Franco Morbidelli est monté sur le podium du Grand Prix du Qatar après la disqualification de Maverick Viñales, mais derrière ce résultat flatteur se cache une analyse lucide et autocritique. Le pilote du team VR46 a montré qu’il pouvait jouer devant, mais a aussi pointé du doigt une gestion des pneus perfectible qui lui a coûté la victoire… sur l’un des circuits les plus exigeants du calendrier MotoGP.
Une entame de course brillante… puis une dégradation rapide
Morbidelli a démarré le Grand Prix de Losail en trombe. Installé dès les premiers tours en tête, il a mené la course durant 11 tours, soit la moitié de l’épreuve. Un rythme impressionnant, qui montre les progrès constants du pilote italien depuis son arrivée chez VR46. Mais cette démonstration de force s’est retournée contre lui.
En repoussant les limites de sa Ducati pour contrôler la course, Morbidelli a commencé à griller prématurément ses cartes, notamment ses pneus. Résultat : dans les dernières boucles, il est débordé par Viñales, Márquez puis Bagnaia. Morbidelli termine initialement 4e, avant de profiter du déclassement de Viñales, sanctionné pour une pression de pneus trop faible.
Avec franchise, Morbidelli déclare sur le site officiel MotoGP.com : « J’avais le sentiment d’avoir les choses sous contrôle mais ça n’était clairement pas le cas. » Lorsqu’il se fait doubler, il comprend que ses rivaux ont mieux géré leurs ressources. « Ça m’a fait paniquer un peu », avoue-t-il, ajoutant qu’il a alors tenté de préserver davantage ses gommes, mais trop tard.
Une gestion stratégique à affiner
En analysant ses choix post-course, Morbidelli fait preuve de lucidité : « J’ai du mal à réfléchir dans ces phases-là, je devrais m’en tenir davantage à la stratégie de course et faire des choix plus intelligents. Nous y travaillons. »
Cette déclaration révèle un axe d’amélioration crucial : l’anticipation stratégique. Dans un MotoGP ultra-compétitif, la gestion des pneus est devenue un facteur déterminant, notamment avec des règles de pression strictes imposées par la FIM. Chaque équipe planifie minutieusement le rythme en fonction de la dégradation attendue. Morbidelli, bien qu’expérimenté, doit encore affiner sa capacité à adapter sa stratégie en temps réel, face aux imprévus d’une course.
Un podium encourageant et un Rossi inspirant
Malgré une légère frustration, Morbidelli peut se réjouir de son niveau de performance. Il signe son premier podium de la saison et se hisse à la 4e place du classement général avec 78 points, soit 30 unités de plus que son coéquipier Fabio Di Giannantonio.
Le pilote de 30 ans évoque d’ailleurs un élément de motivation déterminant : la présence de Valentino Rossi dans le box VR46. « La présence de Valentino a été fondamentale et je suis heureux, il méritait ce résultat », a-t-il ajouté.
Valentino Rossi reste une figure charismatique et influente du paddock. Sa seule présence peut galvaniser un team, et Morbidelli en est la preuve.

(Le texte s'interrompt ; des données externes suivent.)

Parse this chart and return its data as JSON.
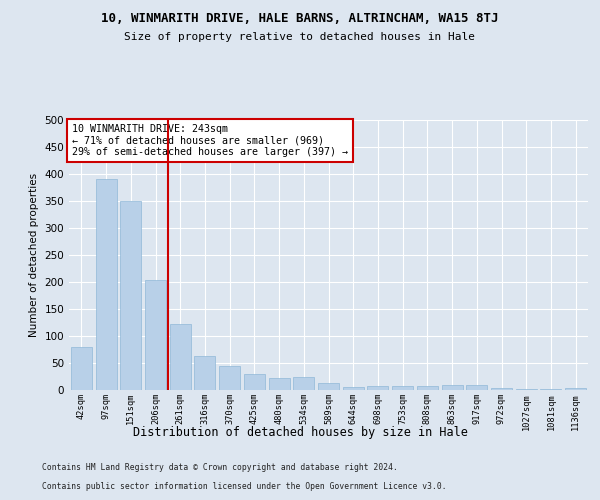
{
  "title1": "10, WINMARITH DRIVE, HALE BARNS, ALTRINCHAM, WA15 8TJ",
  "title2": "Size of property relative to detached houses in Hale",
  "xlabel": "Distribution of detached houses by size in Hale",
  "ylabel": "Number of detached properties",
  "categories": [
    "42sqm",
    "97sqm",
    "151sqm",
    "206sqm",
    "261sqm",
    "316sqm",
    "370sqm",
    "425sqm",
    "480sqm",
    "534sqm",
    "589sqm",
    "644sqm",
    "698sqm",
    "753sqm",
    "808sqm",
    "863sqm",
    "917sqm",
    "972sqm",
    "1027sqm",
    "1081sqm",
    "1136sqm"
  ],
  "values": [
    80,
    390,
    350,
    204,
    123,
    63,
    45,
    30,
    22,
    24,
    13,
    6,
    8,
    7,
    7,
    10,
    10,
    3,
    2,
    2,
    3
  ],
  "bar_color": "#b8d0e8",
  "bar_edge_color": "#90b8d8",
  "vline_x": 3.5,
  "vline_color": "#cc0000",
  "annotation_text": "10 WINMARITH DRIVE: 243sqm\n← 71% of detached houses are smaller (969)\n29% of semi-detached houses are larger (397) →",
  "annotation_box_facecolor": "#ffffff",
  "annotation_box_edgecolor": "#cc0000",
  "footer1": "Contains HM Land Registry data © Crown copyright and database right 2024.",
  "footer2": "Contains public sector information licensed under the Open Government Licence v3.0.",
  "bg_color": "#dde6f0",
  "plot_bg_color": "#dde6f0",
  "grid_color": "#ffffff",
  "ylim": [
    0,
    500
  ],
  "yticks": [
    0,
    50,
    100,
    150,
    200,
    250,
    300,
    350,
    400,
    450,
    500
  ]
}
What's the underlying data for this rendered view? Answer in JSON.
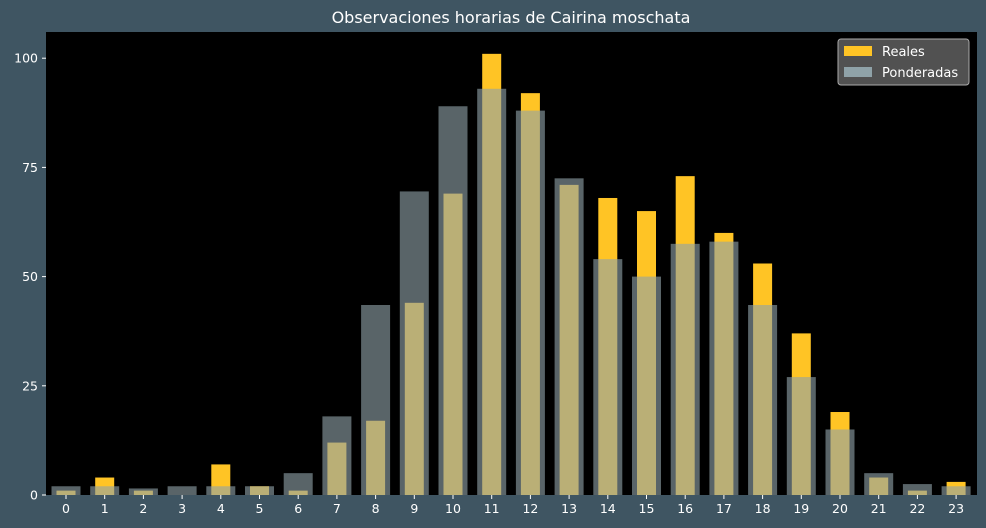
{
  "chart_data": {
    "type": "bar",
    "title": "Observaciones horarias de Cairina moschata",
    "xlabel": "",
    "ylabel": "",
    "categories": [
      "0",
      "1",
      "2",
      "3",
      "4",
      "5",
      "6",
      "7",
      "8",
      "9",
      "10",
      "11",
      "12",
      "13",
      "14",
      "15",
      "16",
      "17",
      "18",
      "19",
      "20",
      "21",
      "22",
      "23"
    ],
    "ylim": [
      0,
      106
    ],
    "yticks": [
      0,
      25,
      50,
      75,
      100
    ],
    "grid": false,
    "legend_position": "top-right",
    "series": [
      {
        "name": "Reales",
        "color": "#ffc425",
        "values": [
          1,
          4,
          1,
          0,
          7,
          2,
          1,
          12,
          17,
          44,
          69,
          101,
          92,
          71,
          68,
          65,
          73,
          60,
          53,
          37,
          19,
          4,
          1,
          3
        ]
      },
      {
        "name": "Ponderadas",
        "color": "#8fa2a8",
        "values": [
          2,
          2,
          1.5,
          2,
          2,
          2,
          5,
          18,
          43.5,
          69.5,
          89,
          93,
          88,
          72.5,
          54,
          50,
          57.5,
          58,
          43.5,
          27,
          15,
          5,
          2.5,
          2
        ]
      }
    ]
  }
}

Cette dynamique positive sera cruciale à l’approche du Grand Prix d’Espagne à Jerez, où il tentera de confirmer son excellente forme.
Conclusion : des enseignements pour l’avenir
Si Morbidelli a manqué l’occasion de décrocher une victoire retentissante au Qatar, il a prouvé qu’il avait la vitesse pour jouer la gagne. Sa prise de conscience sur la gestion stratégique de course est un pas important. Avec le soutien de VR46 et l’aura de Rossi en appui, l’Italien pourrait devenir l’une des révélations de la saison MotoGP 2024. Prochaine échéance : Jerez, un circuit où l’usure des pneus sera – encore – au cœur des débats.